I sigh. We step out into the sludge and struggle to string out the winch, attach it to a tree, turn it on and the truck is pulled forward inch by inch by inch by inch. We’re standing waist-deep in mud and I say to Pal, isn’t it something how we fight our way across this earth. Everything is a barrier yet we go everywhere; we won’t let anything stop us: if there’s a river we build a bridge; if there’s an ocean, we construct a boat; if there’s a mountain we drill a tunnel; no oxygen, we got tanks; outer space? Here’s a rocket. We cut lines through forests to civilize wildness, yet a bit of mud and water traps us and we battle for inches.
Just then a monster Bull Moose slowly strides onto the cutline no more than 50 meters away. I grab my rifle, shoulder it, place the crosshairs gently on his heart and squeeze so softly … and stop. He swings that big head toward us, sniffs the air, and walks across the cutline and into the woods
And Pal says … why didn’t you shoot?
He was there, I say, in my sights, and then a thought fired into my brain: how are we gonna get off this cutline. And I hesitated and he moved and did you see him? He stepped onto the cutline and vanished into the bush, moving silently through this icy muck as though it was the easiest thing in the world … and we fight to civilize every inch.
Then I thought: we’re on a cutline. A cut line. Get it?
Get what?
A line cut into something alive will bleed until the blood clots and the cut heals. And even if it heals, it becomes a scar. And if it doesn’t heal the life slowly seeps out until the being dies.

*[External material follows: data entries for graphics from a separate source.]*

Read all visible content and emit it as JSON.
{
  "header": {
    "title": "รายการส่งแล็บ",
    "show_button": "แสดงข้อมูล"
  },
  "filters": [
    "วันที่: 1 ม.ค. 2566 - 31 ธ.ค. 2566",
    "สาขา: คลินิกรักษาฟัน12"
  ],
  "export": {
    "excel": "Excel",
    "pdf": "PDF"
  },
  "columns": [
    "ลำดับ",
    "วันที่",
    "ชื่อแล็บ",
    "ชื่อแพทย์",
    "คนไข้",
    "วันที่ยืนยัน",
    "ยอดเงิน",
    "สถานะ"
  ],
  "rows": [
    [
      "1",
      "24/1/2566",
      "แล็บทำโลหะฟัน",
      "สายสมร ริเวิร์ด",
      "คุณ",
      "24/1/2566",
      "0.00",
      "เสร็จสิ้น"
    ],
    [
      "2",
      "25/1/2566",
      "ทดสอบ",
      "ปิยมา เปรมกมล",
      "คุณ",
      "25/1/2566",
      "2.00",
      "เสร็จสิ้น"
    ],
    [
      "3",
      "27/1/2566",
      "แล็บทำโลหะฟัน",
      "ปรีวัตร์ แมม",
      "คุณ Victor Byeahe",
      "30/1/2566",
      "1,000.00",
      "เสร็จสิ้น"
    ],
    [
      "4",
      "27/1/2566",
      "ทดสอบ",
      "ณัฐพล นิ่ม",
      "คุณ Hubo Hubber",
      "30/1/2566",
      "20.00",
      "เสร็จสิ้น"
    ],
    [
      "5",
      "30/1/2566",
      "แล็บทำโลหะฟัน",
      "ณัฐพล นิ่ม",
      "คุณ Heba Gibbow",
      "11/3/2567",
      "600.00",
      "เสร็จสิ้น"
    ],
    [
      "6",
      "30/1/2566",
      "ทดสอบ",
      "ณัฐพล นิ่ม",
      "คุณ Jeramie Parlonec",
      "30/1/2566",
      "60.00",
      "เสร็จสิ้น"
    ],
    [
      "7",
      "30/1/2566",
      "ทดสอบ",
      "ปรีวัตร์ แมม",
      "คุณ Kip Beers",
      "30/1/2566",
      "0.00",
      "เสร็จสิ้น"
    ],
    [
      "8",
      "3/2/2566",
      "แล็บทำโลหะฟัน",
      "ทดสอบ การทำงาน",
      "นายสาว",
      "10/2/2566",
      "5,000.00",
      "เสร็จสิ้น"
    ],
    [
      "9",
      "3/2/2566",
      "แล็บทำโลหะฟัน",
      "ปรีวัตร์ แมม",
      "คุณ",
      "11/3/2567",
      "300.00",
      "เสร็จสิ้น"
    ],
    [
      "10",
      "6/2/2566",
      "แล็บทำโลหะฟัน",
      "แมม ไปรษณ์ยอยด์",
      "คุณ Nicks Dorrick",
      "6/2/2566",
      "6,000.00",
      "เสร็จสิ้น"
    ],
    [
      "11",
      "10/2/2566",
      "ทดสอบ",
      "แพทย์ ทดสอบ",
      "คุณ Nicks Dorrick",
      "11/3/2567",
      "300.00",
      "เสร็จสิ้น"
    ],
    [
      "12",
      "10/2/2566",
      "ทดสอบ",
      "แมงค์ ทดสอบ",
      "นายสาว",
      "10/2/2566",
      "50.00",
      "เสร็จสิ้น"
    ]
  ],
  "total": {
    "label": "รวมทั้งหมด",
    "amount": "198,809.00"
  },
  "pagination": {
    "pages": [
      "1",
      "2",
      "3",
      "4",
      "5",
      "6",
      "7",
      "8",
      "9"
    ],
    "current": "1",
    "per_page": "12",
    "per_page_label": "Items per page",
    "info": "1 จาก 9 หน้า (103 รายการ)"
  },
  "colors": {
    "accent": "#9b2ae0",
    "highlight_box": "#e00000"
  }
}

We are standing on an open wound.
Pal stares at me, for a long long moment. What does that mean, he says? I don’t know what it means, I say. I don’t know. But I think I’m gonna go home and plant a tree.
~ A.G. Boss
A.G. (Allan) Boss is the Entertainment & Drama Producer for CBC Radio in Alberta. For the CBC he recently produced Five Hole: Hockey Erotica with One Yellow Rabbit Theatre and The Rheostatics. He also recently produced and directed the radioplays An Eye For An Eye by Ghost River Theatre and Conversations with my Neighbour’s Pitbull by Clem Martini for CBC’s Sunday Showcase. An Eye For An Eye has been honoured by being chosen to appear in the world festival of radiodrama, Worldplay 2007. Boss’s CBC Ideas program updrafts – a docudrama about recovering from a brain injury – was nominated for a 2004 Peabody Award, a New York Festivals Award, a Gabriel Award and a Prix Italia.
Rob Omura on September 23rd, 2007 at Said:
That’s a beautiful thought in the beat style. Liked it.
Deborah on September 26th, 2007 at Said:
Well, this had me right in the crosshairs! And who hasn’t had times when they didn’t know what something meant, but they were compelled to act on it anyway? There’s honour here. Good writing.
Lori on August 21st, 2014 at Said:
Very good indeed. I am not the poetic sort but stumbled across this while Googling. It made me think about the Spring Equinox. Every spring for weeks in a row I am bombarded with flyers (all neatly rolled up in an elastic band and put in my mail box). I take this roll, throw the elastic in the garbage and the flyers go directly into my blue bin. From mailbox to blue bin. What a shame. I think I will go plant a tree too.